COMUNE DI TORINO

Appendino vende la Cavallerizza

Ultima battaglia grillina svenduta. Pubblicato questa mattina il bando per la cessione del complesso: base d'asta 11,3 milioni. Compagnia di San Paolo e Università interessati alla riqualificazione, mentre i benicomunisti raccolgono le firme contro il progetto

Dopo anni di polemiche, e mentre è ancora in corso una raccolta firme per indire un referendum “contro la sua privatizzazione”, arriva l’atto ufficiale per la vendita della Cavallerizza Reale di Torino. Cade così anche l’ultimo bastione della retorica bene comunista che in questi cinque anni il Movimento 5 stelle ha rifilato ai torinesi, con la sindaca Chiara Appendino che chiude il suo lustro a Palazzo Civico nel solco di quanto progettato prima di lei dalle amministrazioni di centrosinistra, dopo fiumi di parole, polemiche e pure un incendio.

È stato pubblicato questa mattina il bando di gara per l’asta pubblica con cui vengono messi in vendita gli immobili cartolarizzati di proprietà del Comune. Cinque diversi lotti di varia natura, per un importo complessivo di oltre 26 milioni e 300 mila euro, l’ultimo dei quali è proprio il compendio patrimonio Unesco. La base d’asta per la Cavallerizza è stata fissata in 11 milioni e 280 mila euro e il termine della gara, come anche per gli altri lotti, è il 9 settembre, con aggiudicazione il giorno successivo.

Nella scheda tecnica allegata ai documenti della gara, vengono indicate le diverse destinazioni d’uso delle varie parti del bene e i vincoli previsti. “L’area – si ricorda – è assoggettata alla redazione di un Progetto Unitario di Riqualificazione, assunto con deliberazione del Consiglio Comunale, che definisce l'assetto generale del complesso, i tipi di intervento previsti sugli immobili, le unità minime di intervento, le specifiche destinazioni d'uso, ed ogni altra specificazione necessaria”.

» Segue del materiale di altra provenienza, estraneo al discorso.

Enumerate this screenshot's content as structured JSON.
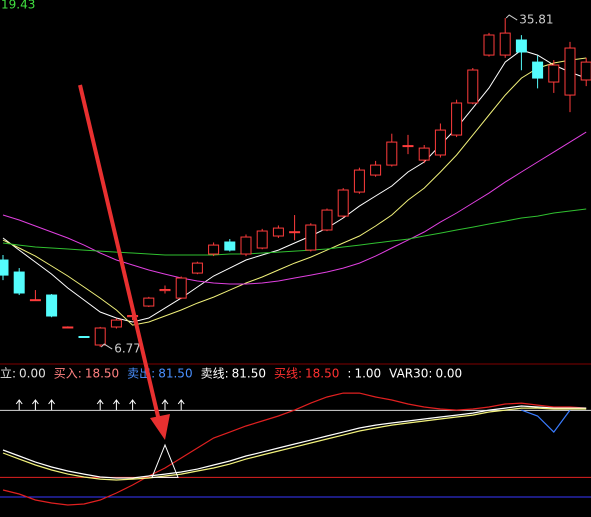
{
  "top_label": 19.43,
  "chart_data": [
    {
      "type": "candlestick",
      "up_color": "#ff3c3c",
      "down_color": "#54fcfc",
      "ylim": [
        5.45,
        37.4
      ],
      "open": [
        14.45,
        13.39,
        10.95,
        11.36,
        8.54,
        7.7,
        6.95,
        8.54,
        9.45,
        10.39,
        11.75,
        11.09,
        13.3,
        14.98,
        16.04,
        14.98,
        15.51,
        16.57,
        16.9,
        15.33,
        17.1,
        18.33,
        20.45,
        21.95,
        22.83,
        24.5,
        23.27,
        23.72,
        25.48,
        28.31,
        32.54,
        32.54,
        33.87,
        31.92,
        30.16,
        29.01,
        30.34
      ],
      "close": [
        13.12,
        11.54,
        10.95,
        9.51,
        8.54,
        7.65,
        8.45,
        9.15,
        9.55,
        11.09,
        11.85,
        12.86,
        14.18,
        15.77,
        15.33,
        16.48,
        17.01,
        17.27,
        16.95,
        17.54,
        18.86,
        20.63,
        22.39,
        22.83,
        24.86,
        24.55,
        24.33,
        25.92,
        28.31,
        31.22,
        34.31,
        34.48,
        32.81,
        30.51,
        31.66,
        33.16,
        31.92
      ],
      "high": [
        14.89,
        13.74,
        11.8,
        11.45,
        8.6,
        7.75,
        8.55,
        9.3,
        9.85,
        11.2,
        12.2,
        13.0,
        14.3,
        16.0,
        16.3,
        16.7,
        17.2,
        17.5,
        18.42,
        17.7,
        19.0,
        20.8,
        22.6,
        23.2,
        25.6,
        25.5,
        24.6,
        26.5,
        28.6,
        31.4,
        34.5,
        35.81,
        34.3,
        32.5,
        32.1,
        33.7,
        32.3
      ],
      "low": [
        12.68,
        11.36,
        10.9,
        9.4,
        8.5,
        7.6,
        6.77,
        8.4,
        9.15,
        10.3,
        11.5,
        11.0,
        13.2,
        14.8,
        15.2,
        14.8,
        15.4,
        16.4,
        16.2,
        15.2,
        17.0,
        18.2,
        20.3,
        21.8,
        22.7,
        23.8,
        23.0,
        23.5,
        25.3,
        28.2,
        32.4,
        32.3,
        31.2,
        29.6,
        29.2,
        27.5,
        29.8
      ],
      "lines": [
        {
          "color": "#ffffff",
          "values": [
            16.39,
            15.33,
            14.27,
            13.21,
            11.98,
            10.92,
            9.86,
            9.33,
            8.98,
            9.33,
            10.21,
            11.09,
            12.07,
            13.04,
            13.74,
            14.45,
            14.89,
            15.33,
            15.95,
            16.57,
            17.27,
            18.16,
            19.21,
            20.1,
            20.98,
            22.22,
            23.1,
            24.6,
            26.1,
            27.86,
            29.63,
            31.92,
            32.98,
            32.54,
            31.66,
            31.04,
            30.51
          ]
        },
        {
          "color": "#f0f07a",
          "values": [
            16.21,
            15.51,
            14.8,
            13.92,
            13.04,
            12.07,
            11.09,
            10.04,
            8.71,
            8.98,
            9.51,
            10.04,
            10.65,
            11.18,
            11.8,
            12.42,
            12.95,
            13.57,
            14.18,
            14.71,
            15.33,
            15.95,
            16.57,
            17.45,
            18.42,
            19.74,
            20.8,
            22.22,
            23.72,
            25.48,
            27.25,
            29.01,
            30.51,
            31.39,
            31.84,
            32.1,
            32.28
          ]
        },
        {
          "color": "#e040e0",
          "values": [
            18.42,
            17.98,
            17.45,
            16.92,
            16.39,
            15.77,
            15.07,
            14.45,
            14.01,
            13.57,
            13.21,
            12.86,
            12.6,
            12.42,
            12.33,
            12.33,
            12.42,
            12.6,
            12.86,
            13.12,
            13.39,
            13.74,
            14.18,
            14.8,
            15.51,
            16.21,
            16.92,
            17.8,
            18.6,
            19.48,
            20.36,
            21.33,
            22.22,
            23.1,
            23.98,
            24.86,
            25.74
          ]
        },
        {
          "color": "#30c030",
          "values": [
            15.95,
            15.77,
            15.6,
            15.51,
            15.42,
            15.33,
            15.24,
            15.15,
            15.07,
            14.98,
            14.89,
            14.89,
            14.89,
            14.89,
            14.98,
            14.98,
            15.07,
            15.15,
            15.24,
            15.33,
            15.42,
            15.6,
            15.77,
            15.95,
            16.13,
            16.3,
            16.57,
            16.83,
            17.1,
            17.36,
            17.63,
            17.89,
            18.16,
            18.33,
            18.6,
            18.78,
            18.95
          ]
        }
      ],
      "annotations": [
        {
          "index": 31,
          "value": 35.81
        },
        {
          "index": 6,
          "value": 6.77
        }
      ]
    },
    {
      "type": "line",
      "ylim": [
        -18.8,
        105.4
      ],
      "legend": [
        {
          "name": "立:",
          "value": {
            "value": 0,
            "label": "0.00"
          },
          "color": "#e0e0e0"
        },
        {
          "name": "买入:",
          "value": {
            "value": 18.5,
            "label": "18.50"
          },
          "color": "#ff8080"
        },
        {
          "name": "卖出:",
          "value": {
            "value": 81.5,
            "label": "81.50"
          },
          "color": "#4a90ff"
        },
        {
          "name": "卖线:",
          "value": {
            "value": 81.5,
            "label": "81.50"
          },
          "color": "#ffffff"
        },
        {
          "name": "买线:",
          "value": {
            "value": 18.5,
            "label": "18.50"
          },
          "color": "#ff3030"
        },
        {
          "name": ":",
          "value": {
            "value": 1,
            "label": "1.00"
          },
          "color": "#ffffff"
        },
        {
          "name": "VAR30:",
          "value": {
            "value": 0,
            "label": "0.00"
          },
          "color": "#ffffff"
        }
      ],
      "reference_lines": [
        {
          "value": 81.5,
          "color": "#d8d8d8"
        },
        {
          "value": 18.5,
          "color": "#e02020"
        },
        {
          "value": 0,
          "color": "#3838ff"
        }
      ],
      "series": [
        {
          "color": "#e02020",
          "values": [
            6.6,
            2.8,
            -2.8,
            -5.6,
            -7.5,
            -6.6,
            -2.8,
            3.8,
            11.3,
            19.8,
            27.3,
            36.7,
            46.1,
            55.5,
            61.1,
            66.8,
            71.5,
            76.2,
            81.8,
            88.4,
            94.1,
            97.8,
            97.8,
            94.1,
            91.3,
            87.5,
            84.7,
            82.8,
            81.8,
            82.8,
            84.7,
            87.5,
            88.4,
            86.5,
            84.7,
            84.7,
            83.7
          ]
        },
        {
          "color": "#ffffff",
          "values": [
            44.2,
            38.6,
            32.9,
            28.2,
            24.5,
            21.6,
            18.8,
            17.9,
            17.9,
            19.8,
            21.6,
            23.5,
            26.3,
            30.1,
            33.9,
            38.6,
            42.3,
            46.1,
            49.9,
            53.6,
            57.4,
            61.1,
            64.9,
            67.7,
            69.6,
            71.5,
            73.4,
            75.3,
            77.1,
            79.0,
            81.8,
            83.7,
            85.6,
            84.7,
            83.7,
            83.7,
            83.7
          ]
        },
        {
          "color": "#f0f07a",
          "values": [
            41.4,
            35.7,
            30.1,
            25.4,
            21.6,
            18.8,
            16.9,
            16.0,
            16.9,
            17.9,
            19.8,
            21.6,
            24.5,
            27.3,
            31.0,
            35.7,
            39.5,
            43.3,
            47.0,
            50.8,
            54.6,
            58.3,
            62.1,
            64.9,
            67.7,
            69.6,
            71.5,
            73.4,
            75.3,
            77.1,
            80.0,
            81.8,
            83.7,
            83.7,
            82.8,
            82.8,
            82.8
          ]
        },
        {
          "color": "#3a7cff",
          "values": [
            null,
            null,
            null,
            null,
            null,
            null,
            null,
            null,
            null,
            null,
            null,
            null,
            null,
            null,
            null,
            null,
            null,
            null,
            null,
            null,
            null,
            null,
            null,
            null,
            null,
            null,
            null,
            null,
            null,
            null,
            null,
            null,
            81.8,
            76.2,
            61.1,
            81.8,
            null
          ]
        }
      ],
      "signals": [
        1,
        2,
        3,
        6,
        7,
        8,
        10,
        11
      ],
      "triangle": {
        "index": 10,
        "values": [
          18.5,
          49
        ]
      }
    }
  ]
}
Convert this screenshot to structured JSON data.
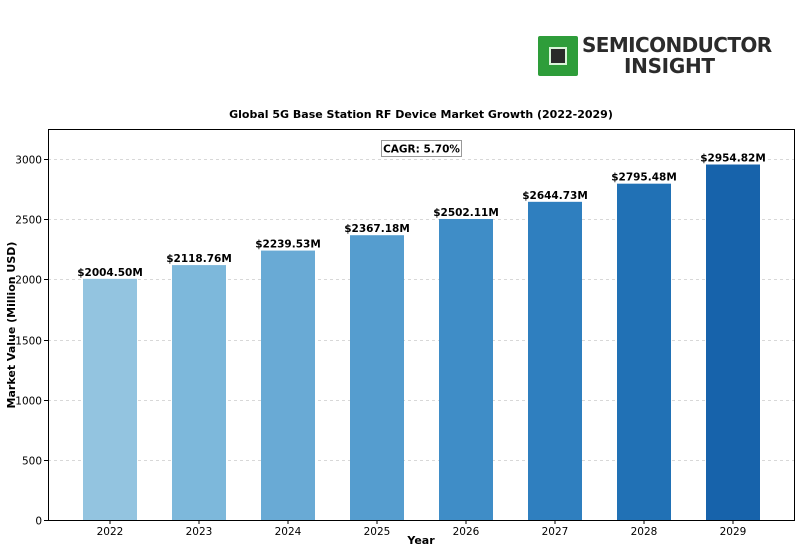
{
  "logo": {
    "line1": "SEMICONDUCTOR",
    "line2": "INSIGHT",
    "icon": "chip-icon",
    "accent": "#2e9d3a"
  },
  "chart_data": {
    "type": "bar",
    "title": "Global 5G Base Station RF Device Market Growth (2022-2029)",
    "xlabel": "Year",
    "ylabel": "Market Value (Million USD)",
    "categories": [
      "2022",
      "2023",
      "2024",
      "2025",
      "2026",
      "2027",
      "2028",
      "2029"
    ],
    "values": [
      2004.5,
      2118.76,
      2239.53,
      2367.18,
      2502.11,
      2644.73,
      2795.48,
      2954.82
    ],
    "data_labels": [
      "$2004.50M",
      "$2118.76M",
      "$2239.53M",
      "$2367.18M",
      "$2502.11M",
      "$2644.73M",
      "$2795.48M",
      "$2954.82M"
    ],
    "colors": [
      "#93c4e0",
      "#7db8db",
      "#69aad5",
      "#559dcf",
      "#3f8dc7",
      "#2f7fbf",
      "#2171b5",
      "#1763ab"
    ],
    "ylim": [
      0,
      3250
    ],
    "yticks": [
      0,
      500,
      1000,
      1500,
      2000,
      2500,
      3000
    ],
    "grid": "y-dashed",
    "annotation": "CAGR: 5.70%",
    "legend": "none"
  }
}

Il Pur prevede la realizzazione di residenze sul 27 per cento della superficie, un altro 23% è destinato ad alberghi e studentati, il 18% a uffici direzionali (dove la Compagnia di San Paolo ha già espresso il suo interesse a trasferire la propria sede), il 12% a uffici e studi professionali, il 6% a ristoranti e negozi. Solo una parte residuale, circa il 14 per cento della superficie complessiva, è destinata a “uso pubblico” e gestita da associazioni che dovrebbero trasformarla in un polo culturale.